We live in exciting times where every week, we have announcements on cutting-edge technology. A few months ago, OpenAI dropped state of the art text-to-image model DALL·E 2. Only a few people got early access to experience a new AI system that can create realistic images from a description using natural language. It is still closed to the public.
A few weeks later, Stability AI launched the open-source version of DALLE2 called the Stable Diffusion model. This launch has changed everything. As people all over the internet were posting prompt results and getting amazed by realistic art.
The weights of the model are available at Hugging Face CompVis/stable-diffusion-v1-4. You can also check out the source code and model card. It is open to the public under The CreativeML OpenRAIL M licenses.

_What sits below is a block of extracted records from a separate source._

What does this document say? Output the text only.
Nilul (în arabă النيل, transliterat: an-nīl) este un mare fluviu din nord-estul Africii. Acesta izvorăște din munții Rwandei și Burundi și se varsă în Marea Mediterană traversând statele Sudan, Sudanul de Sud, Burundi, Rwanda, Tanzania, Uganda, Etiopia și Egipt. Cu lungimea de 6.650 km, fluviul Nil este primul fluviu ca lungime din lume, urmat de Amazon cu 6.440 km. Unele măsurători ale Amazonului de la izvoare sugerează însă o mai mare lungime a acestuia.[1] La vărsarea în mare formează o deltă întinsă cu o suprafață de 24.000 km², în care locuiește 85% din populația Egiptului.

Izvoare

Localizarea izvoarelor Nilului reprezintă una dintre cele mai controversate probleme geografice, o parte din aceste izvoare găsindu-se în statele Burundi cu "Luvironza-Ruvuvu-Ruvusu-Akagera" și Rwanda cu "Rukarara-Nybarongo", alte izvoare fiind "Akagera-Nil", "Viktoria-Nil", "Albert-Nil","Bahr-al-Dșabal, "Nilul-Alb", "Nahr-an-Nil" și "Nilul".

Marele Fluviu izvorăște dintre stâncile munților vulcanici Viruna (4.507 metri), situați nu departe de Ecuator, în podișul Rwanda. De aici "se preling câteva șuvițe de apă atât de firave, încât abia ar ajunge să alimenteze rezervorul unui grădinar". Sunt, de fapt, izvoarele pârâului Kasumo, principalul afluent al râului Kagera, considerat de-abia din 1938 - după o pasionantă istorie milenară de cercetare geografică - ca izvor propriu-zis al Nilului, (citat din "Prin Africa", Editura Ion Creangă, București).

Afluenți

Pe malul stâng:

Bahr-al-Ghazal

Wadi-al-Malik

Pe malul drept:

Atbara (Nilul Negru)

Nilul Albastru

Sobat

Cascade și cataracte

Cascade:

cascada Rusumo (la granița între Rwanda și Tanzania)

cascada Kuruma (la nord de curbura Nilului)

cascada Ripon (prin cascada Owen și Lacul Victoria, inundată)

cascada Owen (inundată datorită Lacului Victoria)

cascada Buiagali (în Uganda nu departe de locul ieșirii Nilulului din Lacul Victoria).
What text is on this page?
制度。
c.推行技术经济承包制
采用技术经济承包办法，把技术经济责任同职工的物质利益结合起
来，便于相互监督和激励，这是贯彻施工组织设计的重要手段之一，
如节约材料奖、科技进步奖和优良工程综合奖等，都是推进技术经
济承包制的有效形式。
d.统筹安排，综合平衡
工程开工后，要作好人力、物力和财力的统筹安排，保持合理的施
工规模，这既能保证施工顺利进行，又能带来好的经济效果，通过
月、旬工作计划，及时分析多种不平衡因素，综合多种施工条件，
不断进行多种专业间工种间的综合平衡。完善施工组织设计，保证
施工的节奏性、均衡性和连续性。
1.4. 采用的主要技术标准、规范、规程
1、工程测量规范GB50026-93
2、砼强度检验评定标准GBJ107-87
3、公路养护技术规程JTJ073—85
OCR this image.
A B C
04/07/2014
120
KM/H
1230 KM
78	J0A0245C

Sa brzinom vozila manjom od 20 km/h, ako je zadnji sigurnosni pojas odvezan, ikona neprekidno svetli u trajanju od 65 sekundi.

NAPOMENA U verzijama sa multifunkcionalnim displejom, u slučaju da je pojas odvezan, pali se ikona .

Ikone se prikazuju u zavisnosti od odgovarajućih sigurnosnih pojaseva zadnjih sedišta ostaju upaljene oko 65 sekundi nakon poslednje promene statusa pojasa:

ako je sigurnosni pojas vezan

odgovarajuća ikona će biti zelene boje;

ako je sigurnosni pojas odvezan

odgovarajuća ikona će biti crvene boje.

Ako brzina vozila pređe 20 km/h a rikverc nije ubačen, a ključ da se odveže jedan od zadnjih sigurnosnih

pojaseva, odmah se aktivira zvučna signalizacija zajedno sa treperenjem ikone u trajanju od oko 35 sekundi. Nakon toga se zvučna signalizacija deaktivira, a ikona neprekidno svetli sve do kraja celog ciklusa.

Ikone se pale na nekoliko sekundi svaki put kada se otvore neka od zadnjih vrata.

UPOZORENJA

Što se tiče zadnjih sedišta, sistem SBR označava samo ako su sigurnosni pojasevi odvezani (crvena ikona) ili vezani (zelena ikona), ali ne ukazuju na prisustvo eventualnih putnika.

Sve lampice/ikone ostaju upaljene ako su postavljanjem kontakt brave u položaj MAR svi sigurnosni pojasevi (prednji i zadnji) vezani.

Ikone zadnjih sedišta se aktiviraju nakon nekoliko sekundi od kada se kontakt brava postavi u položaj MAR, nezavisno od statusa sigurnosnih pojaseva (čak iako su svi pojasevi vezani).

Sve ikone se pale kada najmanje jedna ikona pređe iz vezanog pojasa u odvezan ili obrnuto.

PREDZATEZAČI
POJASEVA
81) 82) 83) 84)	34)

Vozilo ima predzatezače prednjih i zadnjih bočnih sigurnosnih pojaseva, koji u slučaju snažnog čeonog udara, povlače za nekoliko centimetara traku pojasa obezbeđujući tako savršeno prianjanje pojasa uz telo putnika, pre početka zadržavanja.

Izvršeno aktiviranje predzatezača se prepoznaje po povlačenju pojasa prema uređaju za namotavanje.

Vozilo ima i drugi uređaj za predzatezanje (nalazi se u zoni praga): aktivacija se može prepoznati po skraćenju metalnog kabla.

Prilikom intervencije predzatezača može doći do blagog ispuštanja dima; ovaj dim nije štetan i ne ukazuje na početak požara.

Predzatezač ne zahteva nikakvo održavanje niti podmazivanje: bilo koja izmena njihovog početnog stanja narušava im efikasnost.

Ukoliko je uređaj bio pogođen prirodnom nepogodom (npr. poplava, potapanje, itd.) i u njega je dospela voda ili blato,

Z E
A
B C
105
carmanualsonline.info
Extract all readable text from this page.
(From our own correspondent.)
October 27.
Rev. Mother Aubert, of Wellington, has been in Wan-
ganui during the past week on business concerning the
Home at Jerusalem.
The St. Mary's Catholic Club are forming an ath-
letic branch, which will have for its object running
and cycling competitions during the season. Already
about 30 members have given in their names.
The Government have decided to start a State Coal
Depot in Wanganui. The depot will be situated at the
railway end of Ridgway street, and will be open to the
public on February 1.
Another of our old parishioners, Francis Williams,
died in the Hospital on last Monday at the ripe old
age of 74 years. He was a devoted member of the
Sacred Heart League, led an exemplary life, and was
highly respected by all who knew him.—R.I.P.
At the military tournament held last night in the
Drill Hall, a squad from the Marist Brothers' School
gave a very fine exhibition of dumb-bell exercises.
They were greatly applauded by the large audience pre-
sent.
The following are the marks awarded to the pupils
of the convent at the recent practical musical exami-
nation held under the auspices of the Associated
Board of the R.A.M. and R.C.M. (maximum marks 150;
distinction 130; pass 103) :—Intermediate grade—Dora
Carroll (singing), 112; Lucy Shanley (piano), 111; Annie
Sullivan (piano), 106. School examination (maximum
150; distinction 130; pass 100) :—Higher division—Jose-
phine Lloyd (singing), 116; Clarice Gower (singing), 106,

In this post, we will learn about Stable Diffusion and understand the need for a great prompt generator.
The Stable Diffusion model is the open-source state-of-the-art text-to-image model for creating generated art using natural language. It uses latent diffusion to recognize shape and noise and fetches all the elements to the central focus that are in sync with the prompt.
The model was trained on a LAION-5B imageset that consists of 5 billion publicly available images over the internet. The images come with captions and tags.
It took hundreds of high-end GPUs (Nvidia A100) to train the mode, and the training cost for Stable Diffusion is around $660,000. During the training process, the model correlates the words with images using CLIP (Contrastive Language–Image Pre-training).
You don’t have to train the model on your own. You can experience it free on Hugging Face Spaces and DreamStudio. You can even download the model weights and run it locally.